Le sevizie. C’è uno strappo nel tempo che va ricostruito, simile al destino di molti degli ebrei deportati nei campi di concentramento. Quando Guido, con i suoi occhi lucidi e belli per quanto si illuminano come un ragazzino, afferma che «di lui (del padre n.d.r.) non abbiamo saputo più niente» significa che il racconto della morte di Alexander Loew Cadonna resta su di una pagina bianca, vuota e svuotata per sempre. Lo sterminio degli ebrei doveva essere cancellato e i processi a carico dei nazisti che iniziarono nel 1945 ricostruirono soltanto una parte della realtà. Terminata la seconda guerra mondiale, anche a Bolzano si giudicarono i colpevoli, veri o presunti. Nella sezione delle udienze che si rivolgevano ai collaborazionisti, dal piccolo delatore all'aguzzino fino all'omicida, fu sottoposto a processo tale Josef Mittermair, allora 35enne, di Nova Ponente. Mittermair era un addetto alla disciplina nel campo di Bolzano e si macchiò di crudeli bestialità nei confronti dei prigionieri. E, in particolare, scagliò la sua violenza proprio contro l’avvocato Alexander, numerosissime volte percosso, fatto braccare e mordere dai cani, terrorizzato sotto la sadica minaccia di fargli schiacciare la testa con le ruote di un autocarro. La moglie Beatrice, con uno speciale permesso, riuscì a portare al marito una boccetta di tintura di iodio per poterne lenire i dolori. Ogni mattina Alexander veniva percosso al capo con una grossa chiave, in modo da portarne sempre i segni, e continuamente schiaffeggiato, colpito con pugni e calci, frustato fino allo svenimento. L'avvocato Loew Cadonna morì, a 74 anni, durante il trasferimento da Bolzano a un campo di sterminio in Germania. «Così abbiamo immaginato, racconta il figlio Guido, perché non ne abbiamo mai avuto la certezza». Mittermair fu condannato a 24 anni (si difese dalle accuse dichiarando: «Io non ho collaborato con i tedeschi, io sono tedesco»).

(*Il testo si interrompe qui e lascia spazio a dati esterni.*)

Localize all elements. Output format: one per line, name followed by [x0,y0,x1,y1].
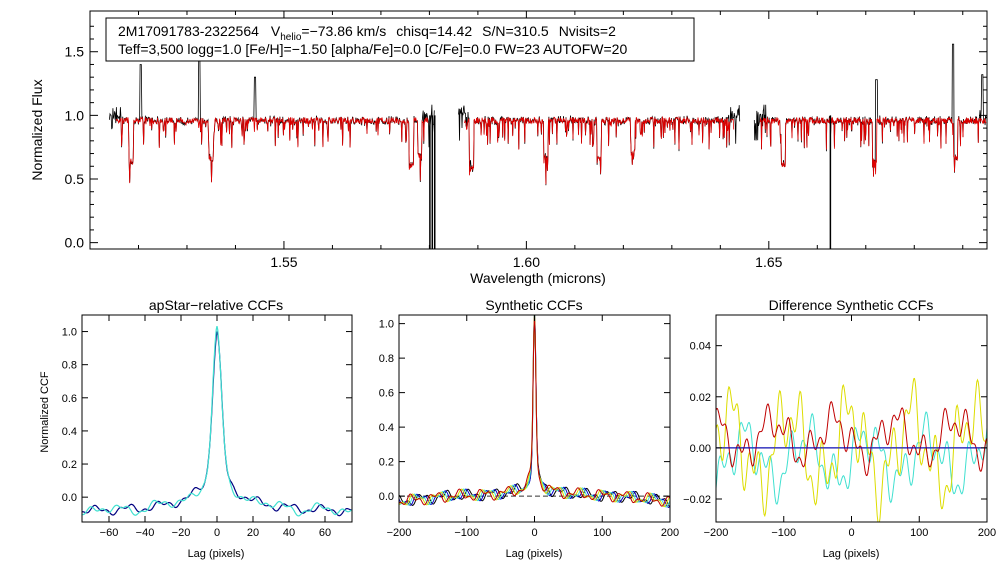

Guido e Beatrice. Durante la guerra Guido e Beatrice si rifugiarono a Cavalese dove abitarono per un anno. Per loro fu la salvezza. Guido ingannava le giornate studiando medicina e facendo pratica all’ospedale di Tesero: «Ogni giorno prendevo la mia bicicletta e da Cavalese raggiungevo l’ospedale di Tesero dove studiavo con il dottor Morandi. Mi piaceva molto sciare, facevo sia fondo sia discesa. A Cavalese io e mia mamma abbiamo passato un anno tranquillo». Guido, poi, ha proseguito gli studi universitari a Bologna ed è diventato medico radiologo. A Bolzano riceveva i pazienti nell’ambulatorio in via Cassa di Risparmio. Guido oggi ha 89 anni e nella sua abitazione di via Manci raccoglie le parole per catturare, tra sorrisi e amarezze, un pezzo della sua vita di ragazzo che a 20 anni si vede privato di un padre senza una ragione che possa essere compresa. Mai. Non ci sarà mai un perché, una qualsiasi giustificazione a tanta scelleratezza. Guido è il custode, silenzioso e prezioso, di una storia personale che diventa, finalmente, collettiva. Nel 2014, a 70 anni dalla morte del padre, il Comune di Bolzano collocherà un ricordo permanente nella piazza Wilhelm Alexander Loew Cadonna, inaugurata già nel 2011. Su quella targa, Guido, ci scriveremo insieme di tuo padre Alexander, di tua madre Beatrice, della neve di Cavalese e della tua Bolzano.